Women are essential helpers during crises — but they need access to the internet
Stay-at-home orders in free countries, and lockdowns in those that aren’t free, are having profound consequences for international peace and security. While humanitarian leaders grapple with emergency response to the COVID-19 crisis, human rights leaders should be using this moment to call for lifting restrictions on fundamental rights such as internet freedom.
World leaders have rightly seized on the COVID-19 crisis to negotiate a global ceasefire. They also need to restore basic freedoms to keep a ceasefire in effect. In countries with fragile peace, such as South Sudan, or those under newly proposed ceasefires, such as Yemen, the need for communication is keen.
The virus is hampering communication such as women’s networks that have helped to disrupt terrorist cells, counter violent extremism, and resolve disputes through nonviolent mediation and negotiation.
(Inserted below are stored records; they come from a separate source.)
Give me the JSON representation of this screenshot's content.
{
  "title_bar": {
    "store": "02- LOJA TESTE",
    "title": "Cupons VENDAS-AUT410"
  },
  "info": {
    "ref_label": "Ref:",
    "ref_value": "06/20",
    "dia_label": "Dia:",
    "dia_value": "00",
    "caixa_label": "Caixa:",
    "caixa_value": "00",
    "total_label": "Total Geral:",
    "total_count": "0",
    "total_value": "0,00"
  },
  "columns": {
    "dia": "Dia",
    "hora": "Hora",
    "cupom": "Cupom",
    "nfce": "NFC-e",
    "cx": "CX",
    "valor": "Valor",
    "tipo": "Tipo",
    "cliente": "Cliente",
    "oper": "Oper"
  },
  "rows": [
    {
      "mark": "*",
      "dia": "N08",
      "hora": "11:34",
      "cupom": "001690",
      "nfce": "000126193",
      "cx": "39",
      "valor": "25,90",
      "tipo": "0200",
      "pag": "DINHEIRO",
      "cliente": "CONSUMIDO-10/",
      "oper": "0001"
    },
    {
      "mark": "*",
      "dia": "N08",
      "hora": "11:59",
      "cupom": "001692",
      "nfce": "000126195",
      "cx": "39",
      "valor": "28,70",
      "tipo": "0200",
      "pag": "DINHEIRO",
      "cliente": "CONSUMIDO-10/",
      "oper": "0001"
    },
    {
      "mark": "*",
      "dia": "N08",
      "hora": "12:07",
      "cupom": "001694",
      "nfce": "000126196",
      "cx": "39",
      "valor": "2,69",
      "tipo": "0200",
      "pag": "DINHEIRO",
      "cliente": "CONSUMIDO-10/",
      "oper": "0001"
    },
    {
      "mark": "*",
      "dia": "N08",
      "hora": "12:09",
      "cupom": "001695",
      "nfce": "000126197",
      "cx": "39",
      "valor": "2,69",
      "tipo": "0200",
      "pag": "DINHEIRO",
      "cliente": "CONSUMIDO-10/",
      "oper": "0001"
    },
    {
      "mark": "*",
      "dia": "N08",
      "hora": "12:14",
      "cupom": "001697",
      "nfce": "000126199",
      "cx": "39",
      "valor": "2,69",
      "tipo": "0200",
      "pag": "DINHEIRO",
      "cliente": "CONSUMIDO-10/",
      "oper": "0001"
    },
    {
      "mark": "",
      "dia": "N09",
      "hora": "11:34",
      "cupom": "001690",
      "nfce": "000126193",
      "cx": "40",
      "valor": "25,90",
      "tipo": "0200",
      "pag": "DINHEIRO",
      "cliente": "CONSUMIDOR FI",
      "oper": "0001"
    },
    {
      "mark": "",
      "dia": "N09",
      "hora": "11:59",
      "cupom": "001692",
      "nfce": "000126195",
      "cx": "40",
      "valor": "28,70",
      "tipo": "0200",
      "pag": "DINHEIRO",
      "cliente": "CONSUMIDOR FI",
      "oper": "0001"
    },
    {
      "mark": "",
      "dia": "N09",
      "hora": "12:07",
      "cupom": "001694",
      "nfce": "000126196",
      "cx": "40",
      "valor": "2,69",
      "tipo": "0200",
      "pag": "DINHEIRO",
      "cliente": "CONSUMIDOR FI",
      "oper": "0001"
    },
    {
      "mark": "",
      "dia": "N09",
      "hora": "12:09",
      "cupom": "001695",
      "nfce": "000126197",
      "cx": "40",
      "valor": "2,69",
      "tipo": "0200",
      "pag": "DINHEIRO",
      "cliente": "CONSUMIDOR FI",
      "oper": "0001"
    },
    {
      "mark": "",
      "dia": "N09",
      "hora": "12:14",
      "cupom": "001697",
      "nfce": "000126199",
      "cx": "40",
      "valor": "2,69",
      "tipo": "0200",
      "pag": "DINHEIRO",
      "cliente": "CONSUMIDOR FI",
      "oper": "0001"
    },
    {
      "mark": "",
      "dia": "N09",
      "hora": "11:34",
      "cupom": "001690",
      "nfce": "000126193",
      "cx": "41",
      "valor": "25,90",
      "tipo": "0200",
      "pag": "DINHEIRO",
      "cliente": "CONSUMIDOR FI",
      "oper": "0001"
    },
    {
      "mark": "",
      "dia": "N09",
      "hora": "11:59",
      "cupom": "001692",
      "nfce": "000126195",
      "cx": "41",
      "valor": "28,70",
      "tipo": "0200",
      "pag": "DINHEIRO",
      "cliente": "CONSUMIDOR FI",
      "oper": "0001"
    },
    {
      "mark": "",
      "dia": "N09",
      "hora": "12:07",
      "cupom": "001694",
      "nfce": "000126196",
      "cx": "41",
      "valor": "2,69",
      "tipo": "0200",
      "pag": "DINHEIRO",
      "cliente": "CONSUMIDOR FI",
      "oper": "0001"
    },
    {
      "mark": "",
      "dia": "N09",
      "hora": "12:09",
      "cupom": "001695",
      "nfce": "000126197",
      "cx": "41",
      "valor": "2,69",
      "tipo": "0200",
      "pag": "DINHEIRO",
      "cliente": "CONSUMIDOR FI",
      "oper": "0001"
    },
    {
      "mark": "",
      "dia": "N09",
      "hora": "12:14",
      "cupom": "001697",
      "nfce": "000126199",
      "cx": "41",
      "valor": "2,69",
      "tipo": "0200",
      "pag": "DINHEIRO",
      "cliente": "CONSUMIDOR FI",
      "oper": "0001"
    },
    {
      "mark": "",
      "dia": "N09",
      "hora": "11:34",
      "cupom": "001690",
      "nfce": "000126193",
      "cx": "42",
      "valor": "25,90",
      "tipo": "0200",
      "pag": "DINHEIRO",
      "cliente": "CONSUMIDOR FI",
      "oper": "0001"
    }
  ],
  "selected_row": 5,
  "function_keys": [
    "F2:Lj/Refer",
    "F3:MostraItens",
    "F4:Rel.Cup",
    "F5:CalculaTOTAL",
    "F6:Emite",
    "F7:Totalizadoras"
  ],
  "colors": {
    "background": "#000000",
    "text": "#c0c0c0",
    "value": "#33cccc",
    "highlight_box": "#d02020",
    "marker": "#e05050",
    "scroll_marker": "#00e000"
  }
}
Government-enforced lockdowns in some countries have torn away this part of the social fabric.
In humanitarian crises, women are essential to securing and sharing aid for families and communities, informing others, alerting to dangers, mediating disputes, reconciling differences. Congress recognized this in the Women Peace and Security Act of 2017. The law acknowledged that guaranteeing women’s fundamental freedoms results in “more inclusive and democratic societies and is critical to the long-term stability of countries and regions.” We need these more than ever.
Today, every country is in crisis or on the verge of it. The U.S. economy went from unprecedented growth to full stop. We shield our eyes from how our children and grandchildren will pay back bailouts. We live online in our work and fragile social circles. We network to help the newly unemployed, the elderly and vulnerable, and to educate our children. Now imagine living in a country in lockdown and without internet freedom.
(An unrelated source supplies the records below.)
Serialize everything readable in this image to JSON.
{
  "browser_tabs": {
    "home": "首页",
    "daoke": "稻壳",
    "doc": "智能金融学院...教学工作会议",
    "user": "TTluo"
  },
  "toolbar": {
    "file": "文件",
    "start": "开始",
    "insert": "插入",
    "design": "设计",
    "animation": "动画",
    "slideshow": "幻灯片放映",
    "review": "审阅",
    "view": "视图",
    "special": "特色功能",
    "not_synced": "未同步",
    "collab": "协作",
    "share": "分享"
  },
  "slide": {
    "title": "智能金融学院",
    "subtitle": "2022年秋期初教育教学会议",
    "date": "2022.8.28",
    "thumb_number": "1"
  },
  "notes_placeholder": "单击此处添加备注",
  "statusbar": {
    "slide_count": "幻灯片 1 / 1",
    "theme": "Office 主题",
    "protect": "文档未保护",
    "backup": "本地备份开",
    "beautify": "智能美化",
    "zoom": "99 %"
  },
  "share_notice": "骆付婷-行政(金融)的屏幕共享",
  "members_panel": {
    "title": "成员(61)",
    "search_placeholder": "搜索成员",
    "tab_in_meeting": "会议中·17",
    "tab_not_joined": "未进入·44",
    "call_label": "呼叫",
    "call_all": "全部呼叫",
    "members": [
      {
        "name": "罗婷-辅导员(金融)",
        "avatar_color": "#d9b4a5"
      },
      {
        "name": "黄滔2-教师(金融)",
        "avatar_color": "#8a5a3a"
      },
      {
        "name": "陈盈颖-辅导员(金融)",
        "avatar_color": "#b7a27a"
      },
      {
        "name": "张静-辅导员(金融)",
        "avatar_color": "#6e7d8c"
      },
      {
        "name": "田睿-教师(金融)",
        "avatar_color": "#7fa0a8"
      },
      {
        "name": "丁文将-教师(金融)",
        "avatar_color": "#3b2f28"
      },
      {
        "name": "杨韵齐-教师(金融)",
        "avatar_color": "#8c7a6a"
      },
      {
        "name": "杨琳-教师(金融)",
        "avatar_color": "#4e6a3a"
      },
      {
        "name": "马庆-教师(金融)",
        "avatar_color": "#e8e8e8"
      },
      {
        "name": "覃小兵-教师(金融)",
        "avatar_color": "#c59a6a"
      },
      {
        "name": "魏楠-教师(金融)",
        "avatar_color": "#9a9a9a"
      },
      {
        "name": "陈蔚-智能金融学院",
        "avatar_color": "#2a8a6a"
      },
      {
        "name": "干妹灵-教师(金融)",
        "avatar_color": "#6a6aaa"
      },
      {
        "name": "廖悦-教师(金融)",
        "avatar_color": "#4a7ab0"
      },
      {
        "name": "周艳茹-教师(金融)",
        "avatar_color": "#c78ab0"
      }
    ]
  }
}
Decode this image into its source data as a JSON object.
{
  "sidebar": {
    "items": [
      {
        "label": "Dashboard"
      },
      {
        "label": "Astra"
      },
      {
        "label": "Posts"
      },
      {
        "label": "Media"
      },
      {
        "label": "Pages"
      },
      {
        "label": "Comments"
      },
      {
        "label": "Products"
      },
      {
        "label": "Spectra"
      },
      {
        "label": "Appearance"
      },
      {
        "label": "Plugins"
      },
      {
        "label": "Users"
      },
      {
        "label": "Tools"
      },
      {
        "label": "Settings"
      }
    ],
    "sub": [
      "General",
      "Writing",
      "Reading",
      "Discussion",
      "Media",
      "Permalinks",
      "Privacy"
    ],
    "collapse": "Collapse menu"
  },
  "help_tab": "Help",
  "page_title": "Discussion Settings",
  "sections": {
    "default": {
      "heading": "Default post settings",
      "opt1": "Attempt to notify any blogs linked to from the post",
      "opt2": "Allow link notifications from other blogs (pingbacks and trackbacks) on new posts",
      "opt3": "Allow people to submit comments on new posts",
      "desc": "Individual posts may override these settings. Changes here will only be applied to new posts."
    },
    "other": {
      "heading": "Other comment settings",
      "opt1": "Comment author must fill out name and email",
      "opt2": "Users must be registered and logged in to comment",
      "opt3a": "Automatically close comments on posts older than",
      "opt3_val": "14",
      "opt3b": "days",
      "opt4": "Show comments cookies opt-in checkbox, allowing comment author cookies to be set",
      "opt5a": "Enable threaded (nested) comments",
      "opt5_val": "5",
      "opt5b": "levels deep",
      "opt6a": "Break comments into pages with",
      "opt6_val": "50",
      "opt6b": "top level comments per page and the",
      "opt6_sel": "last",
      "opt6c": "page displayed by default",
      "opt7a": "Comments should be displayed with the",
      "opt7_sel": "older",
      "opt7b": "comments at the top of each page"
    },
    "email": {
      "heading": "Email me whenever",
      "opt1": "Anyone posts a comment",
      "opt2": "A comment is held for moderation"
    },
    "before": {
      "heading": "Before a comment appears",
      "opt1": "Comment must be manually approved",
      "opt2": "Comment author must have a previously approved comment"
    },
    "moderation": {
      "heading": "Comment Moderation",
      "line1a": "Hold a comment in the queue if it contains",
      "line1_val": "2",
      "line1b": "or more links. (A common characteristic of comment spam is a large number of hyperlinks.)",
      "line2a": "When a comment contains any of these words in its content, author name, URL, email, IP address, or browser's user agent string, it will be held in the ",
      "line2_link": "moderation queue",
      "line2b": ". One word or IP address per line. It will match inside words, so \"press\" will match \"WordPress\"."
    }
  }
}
The global recession may destabilize societies for years to come. Women’s economic participation, on the other hand, raises household income and national GDPs. The White House recognized this in its Women in Global Development and Prosperity Initiative, which has doubled its investment to $1 billion in its first year. A bipartisan bill in Congress seeks to double the investment again. Its sponsors argue, correctly, that women’s free participation in the marketplace strengthens and pacifies nations and regions, a U.S. national security priority. And with businesses closed, internet access can help women to remain productive.
The U.S. Women Peace and Security Strategy pledged to “promote the protection of women and girls’ human rights, access to aid, and safety from violence, abuse and exploitation around the world.” This is no time to go wobbly. Women need access to alert authorities to dangers in and around the home to, and from, those in lockdown with them.
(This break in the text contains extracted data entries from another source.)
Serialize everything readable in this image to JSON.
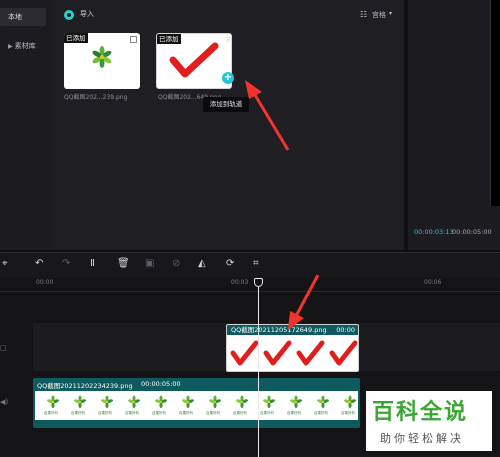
{
  "sidebar": {
    "items": [
      {
        "label": "本地"
      },
      {
        "label": "素材库"
      }
    ]
  },
  "media": {
    "import_label": "导入",
    "view_label": "宫格",
    "cards": [
      {
        "badge": "已添加",
        "caption": "QQ截图202...239.png"
      },
      {
        "badge": "已添加",
        "caption": "QQ截图202...649.png",
        "edge_text": "8"
      }
    ],
    "tooltip": "添加到轨道"
  },
  "preview": {
    "time_current": "00:00:03:13",
    "time_total": "00:00:05:00"
  },
  "ruler": {
    "labels": [
      "00:00",
      "00:03",
      "00:06"
    ]
  },
  "timeline": {
    "clip_top": {
      "name": "QQ截图20211205172649.png",
      "duration": "00:00"
    },
    "clip_bottom": {
      "name": "QQ截图20211202234239.png",
      "duration": "00:00:05:00",
      "logo_text": "百果好利"
    }
  },
  "watermark": {
    "title": "百科全说",
    "subtitle": "助你轻松解决"
  },
  "colors": {
    "accent": "#27d3c6",
    "clip_teal": "#0e5a5e",
    "check_red": "#e01e1e",
    "arrow_red": "#f2332e"
  }
}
Governments may suspend some human rights during crisis and conflict. Not so humanitarian principles, which are specific to crisis and war. Protecting women, even in a health crisis, is still required. Access to information, and the ability to communicate freely, are essential.
The COVID-19 crisis is exposing the asymmetry of information freedom. Beijing was free to condemn feminist activists Ai Xiaoming and Guo Jing publicly for publishing their diaries from Wuhan abroad. The women were not free to publish them at home or defend themselves from the government. Human rights leaders and policymakers who are huddled around home computers for panel discussions must not forget that rights belong to everyone. The silence is disconcerting.
The crisis also has exposed the alarming failure of global health institutions in their core mission. That’s even more reason to democratize health information. Pregnant women all over the world are reaching full term and going into labor. Babies won’t be locked down, yet travel and a hospital visit incurs an added threat of encountering a death-dealing virus for mother, child and companions. More than ever, women need access to online support and, if necessary, coaching in childbirth.
Seizing this moment to lift restrictions on freedom of speech is not a test of a political agenda. It is not a test of what human rights or humanitarian principles trump in a crisis. It is a reminder of why we value those freedoms. They are the only hope of helping to prevent the next crisis, and the one after that. Had the world more timely and accurate information about the novel coronavirus and its effects at its earliest stages, after all, how different matters might be today.
Internet freedom can never replace the unique power of women’s networking — quiet commiserations over tea, forgiving embraces, visits in haste to rescue, share or offer encouragement. All that, like our economies, has come to a halt. But until genuine human networking can resume, world leaders must use this crisis to insist that nations lift restrictions on information freedom.